Choice Words

We are at Boots, Etc., exit 149 when driving South in Georgia towards New Orleans. We watch as a man hammers hand-wrought silver tips onto Henry’s new red leather boots. The man uses shining little nails, he squints, he moves his hands as delicately as a pianist, as a mother braiding hair. As he works behind the counter, he tells the saleswoman about his divorce. She pulls on her long blond braid as she listens.  

Now what do I do about this, he asks, holding up his heavy forearm, where Victoria, the name of his now ex-wife, is tattooed in leaking cursive.

Sir, I want to tell you something nice: A cake, a Queen, a park in Germany, but We’ve really got to get going down that highway again, says Henry.  

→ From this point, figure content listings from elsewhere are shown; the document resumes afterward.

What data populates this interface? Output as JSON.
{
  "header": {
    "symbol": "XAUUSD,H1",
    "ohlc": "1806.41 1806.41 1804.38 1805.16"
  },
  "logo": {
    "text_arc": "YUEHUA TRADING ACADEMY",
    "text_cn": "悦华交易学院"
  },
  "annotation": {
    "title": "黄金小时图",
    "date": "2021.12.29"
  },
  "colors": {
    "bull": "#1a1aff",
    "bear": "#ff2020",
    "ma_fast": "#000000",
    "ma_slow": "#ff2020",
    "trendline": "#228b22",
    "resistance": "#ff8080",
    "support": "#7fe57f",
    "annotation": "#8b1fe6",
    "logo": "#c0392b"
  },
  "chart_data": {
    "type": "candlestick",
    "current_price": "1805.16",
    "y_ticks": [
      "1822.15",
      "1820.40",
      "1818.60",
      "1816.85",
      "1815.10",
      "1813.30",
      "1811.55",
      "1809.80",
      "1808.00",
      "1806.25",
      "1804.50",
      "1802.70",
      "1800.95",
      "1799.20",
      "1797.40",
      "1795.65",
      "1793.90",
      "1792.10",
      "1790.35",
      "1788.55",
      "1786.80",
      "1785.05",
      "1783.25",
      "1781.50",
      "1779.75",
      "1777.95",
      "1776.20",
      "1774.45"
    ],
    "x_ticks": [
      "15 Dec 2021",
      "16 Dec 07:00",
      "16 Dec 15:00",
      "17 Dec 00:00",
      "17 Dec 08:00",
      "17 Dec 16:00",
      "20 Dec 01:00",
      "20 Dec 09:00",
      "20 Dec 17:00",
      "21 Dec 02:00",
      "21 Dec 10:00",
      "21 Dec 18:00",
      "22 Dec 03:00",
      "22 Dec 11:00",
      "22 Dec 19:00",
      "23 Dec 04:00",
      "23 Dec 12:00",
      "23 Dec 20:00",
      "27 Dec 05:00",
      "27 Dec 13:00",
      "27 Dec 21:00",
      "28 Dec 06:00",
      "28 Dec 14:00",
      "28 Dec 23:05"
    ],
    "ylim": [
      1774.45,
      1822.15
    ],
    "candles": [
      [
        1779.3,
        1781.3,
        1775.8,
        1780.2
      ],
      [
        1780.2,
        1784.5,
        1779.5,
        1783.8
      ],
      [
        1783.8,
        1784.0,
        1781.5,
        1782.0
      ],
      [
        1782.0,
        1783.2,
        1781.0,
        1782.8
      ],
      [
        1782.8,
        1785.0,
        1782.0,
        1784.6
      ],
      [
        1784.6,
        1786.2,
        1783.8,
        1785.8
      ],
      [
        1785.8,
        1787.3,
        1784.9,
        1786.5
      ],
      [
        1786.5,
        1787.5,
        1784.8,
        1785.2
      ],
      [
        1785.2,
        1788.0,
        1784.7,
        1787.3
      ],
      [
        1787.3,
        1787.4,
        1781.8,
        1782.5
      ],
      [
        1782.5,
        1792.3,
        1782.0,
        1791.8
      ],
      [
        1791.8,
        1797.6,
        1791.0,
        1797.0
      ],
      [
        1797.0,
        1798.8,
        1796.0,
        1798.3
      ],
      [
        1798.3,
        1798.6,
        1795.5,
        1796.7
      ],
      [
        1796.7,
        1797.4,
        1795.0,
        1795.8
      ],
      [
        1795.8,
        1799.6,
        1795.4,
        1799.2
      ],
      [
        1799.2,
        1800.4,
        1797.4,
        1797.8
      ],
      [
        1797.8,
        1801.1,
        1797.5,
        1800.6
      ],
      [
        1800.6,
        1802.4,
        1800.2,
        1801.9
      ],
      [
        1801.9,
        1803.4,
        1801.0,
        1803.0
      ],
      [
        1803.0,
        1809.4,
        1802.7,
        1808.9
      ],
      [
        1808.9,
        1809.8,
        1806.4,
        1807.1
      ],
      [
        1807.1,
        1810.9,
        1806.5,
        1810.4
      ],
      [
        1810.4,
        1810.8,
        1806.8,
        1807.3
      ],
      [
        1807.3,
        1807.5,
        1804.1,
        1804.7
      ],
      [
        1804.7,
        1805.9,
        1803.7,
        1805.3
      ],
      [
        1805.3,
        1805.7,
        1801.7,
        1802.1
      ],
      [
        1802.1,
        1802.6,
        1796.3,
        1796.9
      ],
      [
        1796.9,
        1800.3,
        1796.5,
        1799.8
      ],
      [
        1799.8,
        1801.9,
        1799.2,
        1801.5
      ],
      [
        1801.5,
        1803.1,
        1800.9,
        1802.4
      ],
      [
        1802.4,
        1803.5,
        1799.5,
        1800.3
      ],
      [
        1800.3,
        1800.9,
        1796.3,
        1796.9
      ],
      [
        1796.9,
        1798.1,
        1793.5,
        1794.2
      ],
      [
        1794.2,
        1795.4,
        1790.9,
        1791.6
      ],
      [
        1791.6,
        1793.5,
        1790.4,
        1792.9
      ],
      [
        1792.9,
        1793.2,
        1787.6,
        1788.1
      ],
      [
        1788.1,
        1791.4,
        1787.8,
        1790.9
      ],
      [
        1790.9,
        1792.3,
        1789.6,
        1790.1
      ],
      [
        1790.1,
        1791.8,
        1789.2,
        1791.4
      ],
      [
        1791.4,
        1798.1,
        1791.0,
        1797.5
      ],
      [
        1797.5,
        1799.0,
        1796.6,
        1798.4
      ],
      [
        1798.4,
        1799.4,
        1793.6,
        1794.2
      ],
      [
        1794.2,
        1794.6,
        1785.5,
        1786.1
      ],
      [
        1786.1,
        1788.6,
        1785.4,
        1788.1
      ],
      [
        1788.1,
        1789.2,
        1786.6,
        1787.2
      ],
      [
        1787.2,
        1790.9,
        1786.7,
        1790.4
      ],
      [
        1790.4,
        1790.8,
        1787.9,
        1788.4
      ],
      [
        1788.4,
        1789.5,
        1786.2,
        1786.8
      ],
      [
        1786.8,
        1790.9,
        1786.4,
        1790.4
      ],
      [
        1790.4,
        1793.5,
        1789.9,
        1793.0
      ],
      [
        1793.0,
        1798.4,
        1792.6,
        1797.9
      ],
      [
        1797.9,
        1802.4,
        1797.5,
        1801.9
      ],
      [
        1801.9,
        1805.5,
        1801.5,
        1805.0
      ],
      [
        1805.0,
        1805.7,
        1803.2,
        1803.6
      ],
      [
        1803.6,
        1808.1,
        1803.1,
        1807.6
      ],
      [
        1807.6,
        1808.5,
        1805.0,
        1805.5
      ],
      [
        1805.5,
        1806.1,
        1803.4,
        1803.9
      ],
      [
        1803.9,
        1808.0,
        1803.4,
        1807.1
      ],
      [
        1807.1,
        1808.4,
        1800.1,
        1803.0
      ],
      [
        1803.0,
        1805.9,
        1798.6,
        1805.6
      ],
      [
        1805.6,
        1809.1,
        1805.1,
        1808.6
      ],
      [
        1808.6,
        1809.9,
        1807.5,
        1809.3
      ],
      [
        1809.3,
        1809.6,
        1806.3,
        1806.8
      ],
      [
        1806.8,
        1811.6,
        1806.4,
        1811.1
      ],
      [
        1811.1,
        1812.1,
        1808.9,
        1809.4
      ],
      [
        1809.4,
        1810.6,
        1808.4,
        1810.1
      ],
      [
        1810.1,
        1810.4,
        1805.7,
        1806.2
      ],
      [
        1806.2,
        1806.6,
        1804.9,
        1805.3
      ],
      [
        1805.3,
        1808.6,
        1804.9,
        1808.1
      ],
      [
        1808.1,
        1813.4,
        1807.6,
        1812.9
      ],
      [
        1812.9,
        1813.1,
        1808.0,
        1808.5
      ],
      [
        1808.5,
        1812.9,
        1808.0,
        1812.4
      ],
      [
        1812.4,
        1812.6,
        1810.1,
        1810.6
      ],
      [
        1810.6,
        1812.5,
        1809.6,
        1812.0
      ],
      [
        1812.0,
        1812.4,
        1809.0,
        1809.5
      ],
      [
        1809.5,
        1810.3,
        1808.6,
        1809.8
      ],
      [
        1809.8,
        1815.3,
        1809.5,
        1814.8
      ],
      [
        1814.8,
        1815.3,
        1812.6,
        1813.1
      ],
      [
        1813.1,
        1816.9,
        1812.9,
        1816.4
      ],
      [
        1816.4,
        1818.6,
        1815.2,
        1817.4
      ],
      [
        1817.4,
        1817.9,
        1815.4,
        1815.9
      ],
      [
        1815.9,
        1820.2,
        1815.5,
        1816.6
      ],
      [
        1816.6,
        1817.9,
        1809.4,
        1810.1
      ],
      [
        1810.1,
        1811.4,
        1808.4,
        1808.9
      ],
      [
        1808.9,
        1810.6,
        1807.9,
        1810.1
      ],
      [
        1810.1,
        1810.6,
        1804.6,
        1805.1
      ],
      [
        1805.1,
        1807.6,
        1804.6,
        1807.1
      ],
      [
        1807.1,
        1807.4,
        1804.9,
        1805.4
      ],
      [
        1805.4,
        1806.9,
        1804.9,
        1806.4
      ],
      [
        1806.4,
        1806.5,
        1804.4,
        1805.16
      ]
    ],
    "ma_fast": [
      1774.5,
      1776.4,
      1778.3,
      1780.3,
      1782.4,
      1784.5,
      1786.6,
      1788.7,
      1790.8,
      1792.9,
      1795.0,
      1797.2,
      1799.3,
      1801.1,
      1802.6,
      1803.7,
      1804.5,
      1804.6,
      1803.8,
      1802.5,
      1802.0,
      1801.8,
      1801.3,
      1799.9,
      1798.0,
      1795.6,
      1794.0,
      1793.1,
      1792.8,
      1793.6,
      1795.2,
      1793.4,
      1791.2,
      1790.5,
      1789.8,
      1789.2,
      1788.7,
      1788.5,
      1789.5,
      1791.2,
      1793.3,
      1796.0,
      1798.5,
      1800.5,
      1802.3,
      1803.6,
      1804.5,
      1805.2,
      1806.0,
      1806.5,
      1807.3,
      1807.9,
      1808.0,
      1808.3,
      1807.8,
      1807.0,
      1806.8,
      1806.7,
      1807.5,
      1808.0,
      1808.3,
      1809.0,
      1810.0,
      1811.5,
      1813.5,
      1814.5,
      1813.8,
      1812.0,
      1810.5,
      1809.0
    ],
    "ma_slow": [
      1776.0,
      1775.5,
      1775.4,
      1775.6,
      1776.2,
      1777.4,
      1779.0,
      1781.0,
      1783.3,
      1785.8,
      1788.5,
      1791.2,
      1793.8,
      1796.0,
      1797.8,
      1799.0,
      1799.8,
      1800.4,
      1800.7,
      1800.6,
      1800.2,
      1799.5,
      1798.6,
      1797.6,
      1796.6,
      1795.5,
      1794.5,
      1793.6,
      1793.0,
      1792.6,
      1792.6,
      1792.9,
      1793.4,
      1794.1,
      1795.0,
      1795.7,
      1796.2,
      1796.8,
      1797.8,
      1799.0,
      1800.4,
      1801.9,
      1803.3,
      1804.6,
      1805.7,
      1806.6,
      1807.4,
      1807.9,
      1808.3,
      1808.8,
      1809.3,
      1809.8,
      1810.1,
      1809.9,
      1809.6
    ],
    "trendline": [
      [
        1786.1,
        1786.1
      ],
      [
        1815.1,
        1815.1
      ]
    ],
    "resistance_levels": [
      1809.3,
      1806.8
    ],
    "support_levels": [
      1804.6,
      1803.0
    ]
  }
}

We fall into a sort of trance, watching the red taillights in front of us and the white headlights on the opposite lane as we drive down the long straight road through Alabama.  

We stop in traffic for five hours on this long straight road because a fire has bloomed in the centre lane. A dark swamp buzzes on either side of the highway. Above us is a super blood moon, hazy red because the dispersed light from all the Earth’s sunrises and sunsets falls on the face of the moon at mid-eclipse, – the moon becomes the murky meeting place of day and night’s transition. It hangs above the stilled highway like a wet orange cloth on a line, sagging under the weight of its saturation.  

People get out of their cars and walk up and down the road, talking to other drivers through their windows, asking for a bottle of water or to listen to the radio, asking first names. We hang out of the window and look at the stars. We tell riddles to pass the time, and watch police cars pass.  

Drivers, I want to tell you something nice: The secret reds of the earth are showing themselves, but we again begin to move down the long, black snake-back of the road, and soon we are carrying luggage up to the porch in the lamplight.  

I sleep on the floor by a heater with three blue flames; it sings a hissing tune all night. This is about the time I am having dreams that I am riding in an elevator which, with every passing floor, shrinks, until I have to crawl out on my belly, seconds before I would be totally crushed. Strange room of grinding pulleys, strange room of transition, with every new horizon I come closer to losing my form.  

In the morning, in the sunlight, we repaint the kitchen chairs in the backyard with sky-blue paint. Henry has strung up porcelain masks and seashells in the fruit trees, planted cacti in ceramic pots.  

Henry’s friend, Louise, the Los Angeles witch, has just burned down a wall of her house with thirty-three candles from a blood-moon ritual. Her roommate got mad and moved out, and took all the silverware with her, so Louise can’t cook. Now Louise is sitting at the table, sculpting salt on the unpainted surface, wearing high heels and showing us her modelling photographs. 

Louise, I want to tell you something nice: I have a collection of sugar spoons to donate towards your empty kitchen drawers, but the chairs need another coat of paint, and you leave so quickly to tell fortunes online.  

In the evening, I sit in the kitchen while Henry washes bunches of white mulberry branches in the sink, eats kumquats, bitter skin and all. It’s growing dark. The lights won’t turn on. Henry goes to buy matches.  

I call the electric company; the woman hums on the phone while she waits for Henry’s customer number to register in her computer and bring up his red account. I like her humming. It’s nice, I tell her, and she begins to sing. We forget the computer, and the number. I imagine her there in her cubicle closing her eyes and singing to me, her headset cradled close to her cheek in the same way my sister cradles her child to her cheek. I sit there on the phone, silent, in the dark, and listen.